There was plenty of cordwood left abo
ard the dredge, so he quickly cut some shavings and built a fire under the boiler. Then he waded back ashore and moved Sidewinder deeper into the trees, telling her, “If I blow my fool self up you ought to be safe out of range of the dredge. If I don’t, we’ll just see what or who might be under all that loose spoil across the creek. Hosing to grade beats digging with a shovel, even if I had a shovel, see?”
By the time he’d once more waded out to the shapeless black mass some stars were showing in the ever-darkening sky and the low moon wasn’t shedding too much-light on the subject. He struck a match to read the steam pressure gauge. The needle hadn’t moved enough to matter.
He opened the firebox door, poked the flames higher with a handy length of angle iron, and shoved more wood in. Then he shut the door, adjusted the draft, and explored the rig to see how it might work.
The float was moored across the mild current by kedge lines, fore and aft, to keep the monstrous nozzle aimed at the bank, which they hadn’t found much color in after all. It hung from a simple block and tackle between the beams of its big A-frame. Elevation of the water cannon was controlled by letting out or taking in more line. To swing left or right the operator stood astride the flexible pressure hose from the steam pump and just gripped two wrought-iron handles. The simple valve crank near the right grab-iron no doubt controlled the water pressure.

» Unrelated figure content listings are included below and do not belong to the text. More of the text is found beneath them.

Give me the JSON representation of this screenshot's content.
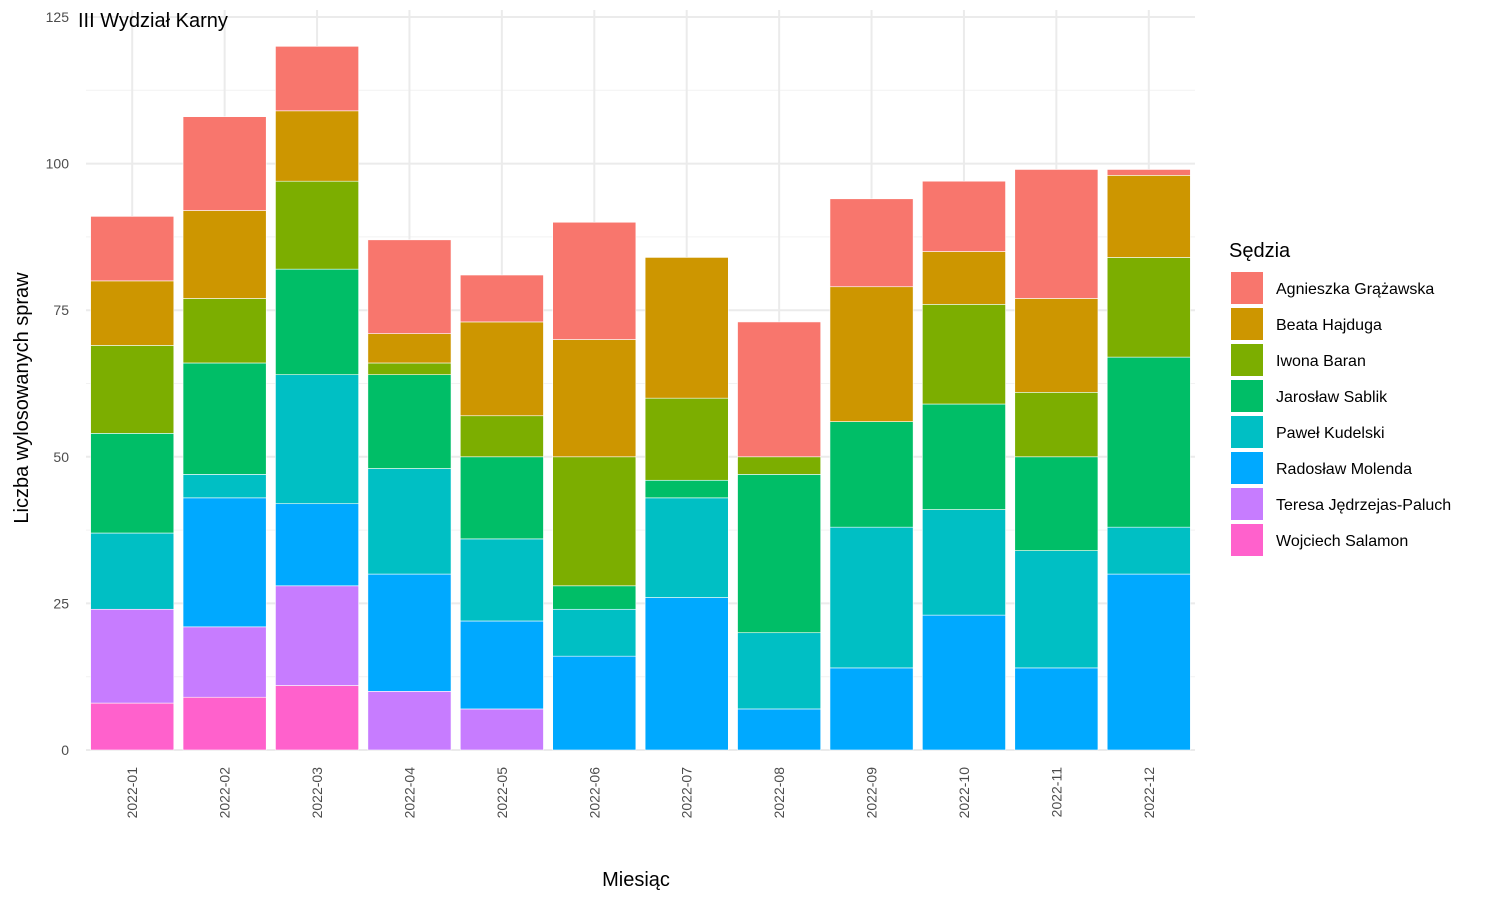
{
  "chart_data": {
    "type": "bar",
    "stacked": true,
    "title": "III Wydział Karny",
    "xlabel": "Miesiąc",
    "ylabel": "Liczba wylosowanych spraw",
    "ylim": [
      0,
      125
    ],
    "yticks": [
      0,
      25,
      50,
      75,
      100,
      125
    ],
    "grid": true,
    "legend_title": "Sędzia",
    "legend_position": "right",
    "categories": [
      "2022-01",
      "2022-02",
      "2022-03",
      "2022-04",
      "2022-05",
      "2022-06",
      "2022-07",
      "2022-08",
      "2022-09",
      "2022-10",
      "2022-11",
      "2022-12"
    ],
    "series": [
      {
        "name": "Agnieszka Grążawska",
        "color": "#F8766D",
        "values": [
          11,
          16,
          11,
          16,
          8,
          20,
          0,
          23,
          15,
          12,
          22,
          1
        ]
      },
      {
        "name": "Beata Hajduga",
        "color": "#CD9600",
        "values": [
          11,
          15,
          12,
          5,
          16,
          20,
          24,
          0,
          23,
          9,
          16,
          14
        ]
      },
      {
        "name": "Iwona Baran",
        "color": "#7CAE00",
        "values": [
          15,
          11,
          15,
          2,
          7,
          22,
          14,
          3,
          0,
          17,
          11,
          17
        ]
      },
      {
        "name": "Jarosław Sablik",
        "color": "#00BE67",
        "values": [
          17,
          19,
          18,
          16,
          14,
          4,
          3,
          27,
          18,
          18,
          16,
          29
        ]
      },
      {
        "name": "Paweł Kudelski",
        "color": "#00BFC4",
        "values": [
          13,
          4,
          22,
          18,
          14,
          8,
          17,
          13,
          24,
          18,
          20,
          8
        ]
      },
      {
        "name": "Radosław Molenda",
        "color": "#00A9FF",
        "values": [
          0,
          22,
          14,
          20,
          15,
          16,
          26,
          7,
          14,
          23,
          14,
          30
        ]
      },
      {
        "name": "Teresa Jędrzejas-Paluch",
        "color": "#C77CFF",
        "values": [
          16,
          12,
          17,
          10,
          7,
          0,
          0,
          0,
          0,
          0,
          0,
          0
        ]
      },
      {
        "name": "Wojciech Salamon",
        "color": "#FF61CC",
        "values": [
          8,
          9,
          11,
          0,
          0,
          0,
          0,
          0,
          0,
          0,
          0,
          0
        ]
      }
    ]
  }
}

He didn’t want to bring down any more of the cut the nozzle was aimed at; he wanted to clear away the too much that was already down. So he lowered the nozzle to where it was aimed to fire flat across the surface of the placid pond, if “fire” was a proper term for what he had in mind. He’d covered some hydraulic mining in his time, but he’d never worked at such a disgusting job.
As he experimented with his aim he found himself squatting with the high-pressure hose just under his groin. It was enough to pucker a man’s rectum even if the hose didn’t burst. Had they left even a coal shovel behind he’d have settled for doing it the harder but less puckering way.